Raj Talluri, Vice President of Cloud Computing at Qualcomm, stated in a statement, "Our technical collaboration with Cerebras aims to provide customers with the highest-performance AI training solution while combining the best performance/total cost of ownership inference solution. In addition, customers can get fully optimized, deployable models, significantly reducing time to return on investment."

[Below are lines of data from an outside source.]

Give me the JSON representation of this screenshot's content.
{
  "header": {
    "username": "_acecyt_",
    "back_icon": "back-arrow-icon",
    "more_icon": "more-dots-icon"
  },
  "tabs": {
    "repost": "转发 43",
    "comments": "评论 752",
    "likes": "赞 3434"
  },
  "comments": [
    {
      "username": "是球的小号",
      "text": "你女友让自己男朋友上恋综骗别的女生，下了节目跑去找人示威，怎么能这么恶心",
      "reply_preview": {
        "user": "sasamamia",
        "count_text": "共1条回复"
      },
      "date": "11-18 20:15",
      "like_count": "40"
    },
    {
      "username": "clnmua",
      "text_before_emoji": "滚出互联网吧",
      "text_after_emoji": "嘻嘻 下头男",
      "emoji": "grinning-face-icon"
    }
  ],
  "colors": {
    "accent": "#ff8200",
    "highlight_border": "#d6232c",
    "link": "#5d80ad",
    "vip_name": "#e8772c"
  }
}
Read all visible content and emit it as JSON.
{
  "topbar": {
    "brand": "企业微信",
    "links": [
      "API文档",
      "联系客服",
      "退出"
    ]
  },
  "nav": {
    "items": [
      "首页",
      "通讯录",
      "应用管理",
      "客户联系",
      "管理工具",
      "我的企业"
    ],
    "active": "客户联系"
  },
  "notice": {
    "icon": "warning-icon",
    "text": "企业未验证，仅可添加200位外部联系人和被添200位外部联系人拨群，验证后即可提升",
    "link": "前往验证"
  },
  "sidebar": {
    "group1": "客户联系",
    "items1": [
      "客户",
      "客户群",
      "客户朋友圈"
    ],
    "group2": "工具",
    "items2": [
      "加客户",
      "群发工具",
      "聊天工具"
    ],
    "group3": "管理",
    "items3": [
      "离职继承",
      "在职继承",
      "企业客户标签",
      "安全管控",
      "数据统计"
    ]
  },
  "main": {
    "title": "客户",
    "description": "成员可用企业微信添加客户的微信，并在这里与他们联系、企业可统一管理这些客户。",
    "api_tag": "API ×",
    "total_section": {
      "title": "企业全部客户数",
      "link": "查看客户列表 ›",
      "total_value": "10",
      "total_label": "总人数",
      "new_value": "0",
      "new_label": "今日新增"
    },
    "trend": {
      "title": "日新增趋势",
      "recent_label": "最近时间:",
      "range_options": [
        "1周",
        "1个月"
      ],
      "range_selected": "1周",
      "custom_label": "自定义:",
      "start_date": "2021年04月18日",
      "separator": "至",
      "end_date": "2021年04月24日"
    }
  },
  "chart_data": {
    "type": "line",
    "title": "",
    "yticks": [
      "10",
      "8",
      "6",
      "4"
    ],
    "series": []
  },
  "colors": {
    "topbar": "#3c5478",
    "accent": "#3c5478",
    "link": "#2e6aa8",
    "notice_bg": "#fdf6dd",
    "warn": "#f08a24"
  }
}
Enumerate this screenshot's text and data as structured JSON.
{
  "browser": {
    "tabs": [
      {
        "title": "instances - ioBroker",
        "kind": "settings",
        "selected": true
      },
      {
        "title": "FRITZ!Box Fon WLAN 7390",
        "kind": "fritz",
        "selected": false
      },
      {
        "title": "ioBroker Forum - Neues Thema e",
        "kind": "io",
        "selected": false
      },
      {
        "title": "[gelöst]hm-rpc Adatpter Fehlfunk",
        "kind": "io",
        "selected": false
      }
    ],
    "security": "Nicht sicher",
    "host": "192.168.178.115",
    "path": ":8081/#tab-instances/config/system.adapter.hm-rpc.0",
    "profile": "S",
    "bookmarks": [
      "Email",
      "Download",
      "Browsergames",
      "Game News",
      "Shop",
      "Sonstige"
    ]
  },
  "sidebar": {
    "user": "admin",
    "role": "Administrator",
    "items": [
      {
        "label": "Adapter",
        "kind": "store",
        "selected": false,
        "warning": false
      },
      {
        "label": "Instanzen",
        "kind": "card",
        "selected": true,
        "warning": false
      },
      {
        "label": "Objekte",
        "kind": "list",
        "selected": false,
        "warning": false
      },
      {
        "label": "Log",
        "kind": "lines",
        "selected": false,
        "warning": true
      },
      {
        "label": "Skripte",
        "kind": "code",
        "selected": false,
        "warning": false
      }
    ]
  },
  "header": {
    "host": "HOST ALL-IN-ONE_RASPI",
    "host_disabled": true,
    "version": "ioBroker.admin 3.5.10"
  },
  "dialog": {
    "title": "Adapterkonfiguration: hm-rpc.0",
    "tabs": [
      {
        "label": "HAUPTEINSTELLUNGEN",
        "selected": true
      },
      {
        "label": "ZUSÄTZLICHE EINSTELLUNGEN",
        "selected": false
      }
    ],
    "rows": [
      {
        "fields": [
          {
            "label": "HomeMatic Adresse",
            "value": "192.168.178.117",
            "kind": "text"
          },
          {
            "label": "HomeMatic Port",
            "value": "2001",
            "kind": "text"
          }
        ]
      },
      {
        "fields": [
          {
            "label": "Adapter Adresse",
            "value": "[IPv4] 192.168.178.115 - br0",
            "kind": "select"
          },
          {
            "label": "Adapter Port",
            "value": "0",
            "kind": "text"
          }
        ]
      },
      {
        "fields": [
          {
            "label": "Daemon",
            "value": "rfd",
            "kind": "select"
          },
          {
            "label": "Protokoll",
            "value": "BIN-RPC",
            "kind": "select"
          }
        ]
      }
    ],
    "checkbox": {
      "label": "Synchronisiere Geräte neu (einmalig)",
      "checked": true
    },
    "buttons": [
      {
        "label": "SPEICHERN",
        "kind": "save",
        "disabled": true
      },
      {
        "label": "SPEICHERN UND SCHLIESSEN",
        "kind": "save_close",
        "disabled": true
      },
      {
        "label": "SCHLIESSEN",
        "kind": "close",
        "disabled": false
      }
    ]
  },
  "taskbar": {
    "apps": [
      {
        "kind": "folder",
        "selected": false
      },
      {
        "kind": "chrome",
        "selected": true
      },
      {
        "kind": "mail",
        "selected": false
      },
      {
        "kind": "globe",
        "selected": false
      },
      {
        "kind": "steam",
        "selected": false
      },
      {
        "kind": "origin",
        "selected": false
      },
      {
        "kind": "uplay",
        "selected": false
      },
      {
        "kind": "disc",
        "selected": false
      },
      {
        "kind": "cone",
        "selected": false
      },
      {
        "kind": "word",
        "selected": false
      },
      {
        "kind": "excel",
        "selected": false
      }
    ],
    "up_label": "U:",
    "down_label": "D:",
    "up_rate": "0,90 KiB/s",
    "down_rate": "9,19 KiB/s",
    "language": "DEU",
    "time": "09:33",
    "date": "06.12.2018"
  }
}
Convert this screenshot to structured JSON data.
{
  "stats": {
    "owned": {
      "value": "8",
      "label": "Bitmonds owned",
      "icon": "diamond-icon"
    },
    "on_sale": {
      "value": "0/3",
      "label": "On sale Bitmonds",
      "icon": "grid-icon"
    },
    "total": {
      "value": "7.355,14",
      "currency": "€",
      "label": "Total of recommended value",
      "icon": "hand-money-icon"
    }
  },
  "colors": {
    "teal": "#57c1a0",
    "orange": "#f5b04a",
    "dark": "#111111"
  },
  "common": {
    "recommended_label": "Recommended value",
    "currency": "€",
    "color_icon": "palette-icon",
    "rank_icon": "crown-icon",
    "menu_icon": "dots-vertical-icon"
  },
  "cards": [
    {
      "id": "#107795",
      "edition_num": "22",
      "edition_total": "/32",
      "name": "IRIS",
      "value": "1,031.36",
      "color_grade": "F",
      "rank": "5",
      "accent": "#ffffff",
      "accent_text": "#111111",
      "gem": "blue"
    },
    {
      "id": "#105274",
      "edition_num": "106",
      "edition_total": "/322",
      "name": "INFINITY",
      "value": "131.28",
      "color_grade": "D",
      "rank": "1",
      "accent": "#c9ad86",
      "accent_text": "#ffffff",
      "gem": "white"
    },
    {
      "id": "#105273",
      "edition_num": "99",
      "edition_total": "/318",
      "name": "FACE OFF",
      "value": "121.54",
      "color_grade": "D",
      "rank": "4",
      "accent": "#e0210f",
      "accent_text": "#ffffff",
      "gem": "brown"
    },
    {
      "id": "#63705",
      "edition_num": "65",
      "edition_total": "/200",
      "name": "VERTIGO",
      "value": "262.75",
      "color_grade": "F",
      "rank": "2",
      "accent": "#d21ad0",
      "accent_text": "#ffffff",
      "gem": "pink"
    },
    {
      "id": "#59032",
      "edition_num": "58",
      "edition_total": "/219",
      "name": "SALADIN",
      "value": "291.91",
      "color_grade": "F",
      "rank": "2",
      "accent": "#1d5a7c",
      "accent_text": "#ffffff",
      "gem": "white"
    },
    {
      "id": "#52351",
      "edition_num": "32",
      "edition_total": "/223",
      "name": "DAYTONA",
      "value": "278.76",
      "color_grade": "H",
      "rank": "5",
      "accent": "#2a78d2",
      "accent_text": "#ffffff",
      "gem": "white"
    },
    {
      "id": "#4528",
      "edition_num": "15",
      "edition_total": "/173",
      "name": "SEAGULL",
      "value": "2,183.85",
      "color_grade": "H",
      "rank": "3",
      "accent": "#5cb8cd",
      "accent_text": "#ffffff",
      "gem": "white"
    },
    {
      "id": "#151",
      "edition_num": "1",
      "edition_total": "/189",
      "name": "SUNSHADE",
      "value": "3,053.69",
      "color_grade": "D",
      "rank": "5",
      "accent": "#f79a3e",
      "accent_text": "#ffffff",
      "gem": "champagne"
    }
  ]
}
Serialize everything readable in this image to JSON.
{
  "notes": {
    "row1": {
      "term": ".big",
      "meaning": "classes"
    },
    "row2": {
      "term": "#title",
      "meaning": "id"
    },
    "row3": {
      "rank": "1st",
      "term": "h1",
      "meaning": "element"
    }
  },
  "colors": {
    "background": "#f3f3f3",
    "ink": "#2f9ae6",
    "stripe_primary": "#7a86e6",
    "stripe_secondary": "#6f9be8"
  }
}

By using Cerebras' industry-leading CS-3 AI accelerator for training and Qualcomm's Cloud AI 100 Ultra for inference, production-level deployment can achieve up to a 10x price-performance improvement.
Feldman pointed out, "We are excited to announce a global partnership with Qualcomm to jointly train models optimized for their inference engines. This collaboration allows us to adopt a range of unique technologies and some more widely available ones to significantly reduce the cost of inference. As a result, we will train models to accelerate inference using a variety of different strategies."
Cerebras has over 400 engineers. Feldman said, "Delivering a large amount of computing power according to plan is not easy. I don't think any other company in this field can do what we do. In the past six months, no other startup has been able to deliver as much computing power as we have. And with the collaboration with Qualcomm, we are driving down the cost of inference."